Il Principe è l’opera «più letta e discussa, esaltata e vituperata, amata e odiata della letteratura politica di tutti i tempi». Questa definizione dello storico Federico Chabod non è esagerata, se si considera che l’opuscolo è all’origine della trattatistica politica moderna, e rende bene l’idea della fondamentale importanza che il trattato di Machiavelli ha avuto nell’evoluzione del pensiero occidentale.
Il libro, scritto nella seconda metà del 1513, rispecchia le complicatissime circostanze storiche dell’epoca, e si apre con il tentativo di categorizzare i diversi tipi di Stati e governi; oscillando tra storia antica e moderna, cerca poi di stabilire dei princìpi universali su come impadronirsi del potere e mantenerlo. L’opera è un resoconto persuasivo di comportamenti storici crudeli, presentati come cose che devono succedere: l’autore non deplora l’infelice status quo di un governante chiamato a scegliere se uccidere o essere ucciso, ma dà per scontato che i lettori sappiano che la vita, soprattutto quella politica, è di norma orribilmente spietata. Dedicato a Lorenzo de’ Medici e scritto per essere letto dai suoi contemporanei, con l’intenzione di avviare un dibattito con tutti i grandi storici e filosofi del passato, Il Principe fu pubblicato solo nel 1532, a vent’anni dalla sua composizione, e a cinque dalla morte del suo autore.
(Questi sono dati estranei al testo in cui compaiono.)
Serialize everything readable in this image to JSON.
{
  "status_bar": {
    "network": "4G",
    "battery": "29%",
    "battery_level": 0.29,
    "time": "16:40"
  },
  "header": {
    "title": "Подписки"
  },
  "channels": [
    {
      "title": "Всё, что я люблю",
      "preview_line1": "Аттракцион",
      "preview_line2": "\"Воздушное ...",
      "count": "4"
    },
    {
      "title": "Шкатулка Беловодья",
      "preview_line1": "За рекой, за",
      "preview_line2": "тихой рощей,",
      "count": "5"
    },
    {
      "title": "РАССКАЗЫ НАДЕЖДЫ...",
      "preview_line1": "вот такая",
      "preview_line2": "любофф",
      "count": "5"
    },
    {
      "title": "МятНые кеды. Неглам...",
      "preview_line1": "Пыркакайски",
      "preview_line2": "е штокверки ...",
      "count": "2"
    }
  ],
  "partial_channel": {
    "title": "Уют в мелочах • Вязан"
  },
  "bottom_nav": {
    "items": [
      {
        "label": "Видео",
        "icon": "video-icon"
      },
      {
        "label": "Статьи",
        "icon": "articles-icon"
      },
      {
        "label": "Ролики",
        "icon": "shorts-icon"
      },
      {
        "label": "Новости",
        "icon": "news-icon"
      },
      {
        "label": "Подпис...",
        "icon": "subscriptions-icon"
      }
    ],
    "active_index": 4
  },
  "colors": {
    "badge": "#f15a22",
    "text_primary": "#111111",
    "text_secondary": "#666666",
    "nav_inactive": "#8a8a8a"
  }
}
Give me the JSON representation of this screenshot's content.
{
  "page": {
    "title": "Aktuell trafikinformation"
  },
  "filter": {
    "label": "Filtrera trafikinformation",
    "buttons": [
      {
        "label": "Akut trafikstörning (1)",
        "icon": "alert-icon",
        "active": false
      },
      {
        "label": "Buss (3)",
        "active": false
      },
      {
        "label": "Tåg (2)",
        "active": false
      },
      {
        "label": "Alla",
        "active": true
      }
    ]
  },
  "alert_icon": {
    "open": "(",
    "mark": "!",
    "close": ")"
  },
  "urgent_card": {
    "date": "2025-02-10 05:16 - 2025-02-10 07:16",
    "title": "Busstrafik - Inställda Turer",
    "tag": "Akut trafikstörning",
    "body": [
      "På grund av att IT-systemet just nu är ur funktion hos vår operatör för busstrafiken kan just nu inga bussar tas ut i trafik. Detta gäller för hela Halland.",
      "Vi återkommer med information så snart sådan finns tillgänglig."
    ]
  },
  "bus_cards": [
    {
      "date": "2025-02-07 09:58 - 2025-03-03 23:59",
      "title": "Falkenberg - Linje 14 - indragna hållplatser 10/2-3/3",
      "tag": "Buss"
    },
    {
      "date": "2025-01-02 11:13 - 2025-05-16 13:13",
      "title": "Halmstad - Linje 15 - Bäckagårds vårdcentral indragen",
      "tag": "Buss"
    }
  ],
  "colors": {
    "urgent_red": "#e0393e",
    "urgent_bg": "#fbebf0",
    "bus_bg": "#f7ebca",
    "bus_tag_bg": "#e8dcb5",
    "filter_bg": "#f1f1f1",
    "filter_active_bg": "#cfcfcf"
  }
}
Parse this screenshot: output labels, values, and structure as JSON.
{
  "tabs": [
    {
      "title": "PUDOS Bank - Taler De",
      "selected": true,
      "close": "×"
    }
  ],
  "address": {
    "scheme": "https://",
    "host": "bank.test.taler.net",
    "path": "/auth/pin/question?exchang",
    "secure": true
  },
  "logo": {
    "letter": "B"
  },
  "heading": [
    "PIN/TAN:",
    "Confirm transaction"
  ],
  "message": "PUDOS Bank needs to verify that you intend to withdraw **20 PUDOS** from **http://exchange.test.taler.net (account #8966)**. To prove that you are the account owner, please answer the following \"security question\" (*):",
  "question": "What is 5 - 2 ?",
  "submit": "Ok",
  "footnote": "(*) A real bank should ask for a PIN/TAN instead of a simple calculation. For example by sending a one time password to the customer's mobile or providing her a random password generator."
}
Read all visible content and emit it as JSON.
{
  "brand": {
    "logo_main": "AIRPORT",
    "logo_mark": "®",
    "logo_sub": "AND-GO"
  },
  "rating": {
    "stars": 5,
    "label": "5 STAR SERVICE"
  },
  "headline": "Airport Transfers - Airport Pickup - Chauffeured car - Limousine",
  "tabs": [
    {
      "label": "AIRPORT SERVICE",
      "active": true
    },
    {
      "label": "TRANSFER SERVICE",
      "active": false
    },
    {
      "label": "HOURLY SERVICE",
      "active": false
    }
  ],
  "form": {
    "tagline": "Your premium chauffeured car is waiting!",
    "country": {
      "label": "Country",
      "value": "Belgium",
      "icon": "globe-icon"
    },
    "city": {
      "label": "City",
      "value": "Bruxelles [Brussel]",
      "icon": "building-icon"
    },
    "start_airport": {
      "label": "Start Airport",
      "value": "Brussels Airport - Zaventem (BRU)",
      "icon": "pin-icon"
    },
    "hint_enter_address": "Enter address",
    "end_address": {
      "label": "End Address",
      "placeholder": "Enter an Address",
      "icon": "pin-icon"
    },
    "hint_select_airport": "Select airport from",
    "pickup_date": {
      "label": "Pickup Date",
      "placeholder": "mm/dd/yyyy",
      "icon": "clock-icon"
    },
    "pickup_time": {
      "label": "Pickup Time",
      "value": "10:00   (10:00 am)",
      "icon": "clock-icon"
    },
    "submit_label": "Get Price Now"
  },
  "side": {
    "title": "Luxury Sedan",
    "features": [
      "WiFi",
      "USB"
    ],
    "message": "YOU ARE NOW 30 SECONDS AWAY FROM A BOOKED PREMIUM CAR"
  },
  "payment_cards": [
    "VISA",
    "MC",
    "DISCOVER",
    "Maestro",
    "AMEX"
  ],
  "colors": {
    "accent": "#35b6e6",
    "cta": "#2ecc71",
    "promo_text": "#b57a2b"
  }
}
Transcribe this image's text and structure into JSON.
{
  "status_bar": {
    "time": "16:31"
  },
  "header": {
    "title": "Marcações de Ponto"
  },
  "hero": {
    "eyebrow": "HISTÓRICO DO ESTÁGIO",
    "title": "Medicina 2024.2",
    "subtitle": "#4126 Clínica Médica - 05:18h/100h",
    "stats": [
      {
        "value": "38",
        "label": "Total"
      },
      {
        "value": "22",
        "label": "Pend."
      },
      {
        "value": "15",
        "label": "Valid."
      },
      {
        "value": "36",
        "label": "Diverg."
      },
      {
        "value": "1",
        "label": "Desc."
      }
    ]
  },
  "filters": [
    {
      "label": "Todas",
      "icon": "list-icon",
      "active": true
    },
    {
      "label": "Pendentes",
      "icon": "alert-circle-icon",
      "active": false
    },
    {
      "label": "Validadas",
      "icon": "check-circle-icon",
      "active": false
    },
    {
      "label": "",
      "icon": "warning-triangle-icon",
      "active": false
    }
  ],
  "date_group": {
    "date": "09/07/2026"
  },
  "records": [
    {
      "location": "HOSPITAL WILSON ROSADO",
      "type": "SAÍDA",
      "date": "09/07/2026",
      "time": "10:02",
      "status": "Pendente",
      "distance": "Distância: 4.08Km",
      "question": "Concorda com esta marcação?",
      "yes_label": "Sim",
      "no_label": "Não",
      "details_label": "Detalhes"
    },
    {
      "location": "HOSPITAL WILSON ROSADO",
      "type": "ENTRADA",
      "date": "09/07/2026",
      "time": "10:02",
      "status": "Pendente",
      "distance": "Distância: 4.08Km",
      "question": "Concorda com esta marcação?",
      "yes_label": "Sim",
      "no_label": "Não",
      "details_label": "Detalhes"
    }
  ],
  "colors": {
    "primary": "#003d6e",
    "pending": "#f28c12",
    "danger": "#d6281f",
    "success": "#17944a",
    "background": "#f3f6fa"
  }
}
Nella vivace e informata introduzione, Tim Parks ripercorre, con la verve del narratore, gli intrecci tra il contesto politico che fa da sfondo all’opera, la personalità di Machiavelli e le particolari condizioni fisiche e psicologiche in cui versava l’autore al momento della scrittura. Per individuare quella “tensione” a cui «si deve gran parte del fascino e dell’ambiguità del libro» e ricostruire, dalla genesi alla sua fortunata ricezione, la storia di un’opera straordinariamente longeva e influente.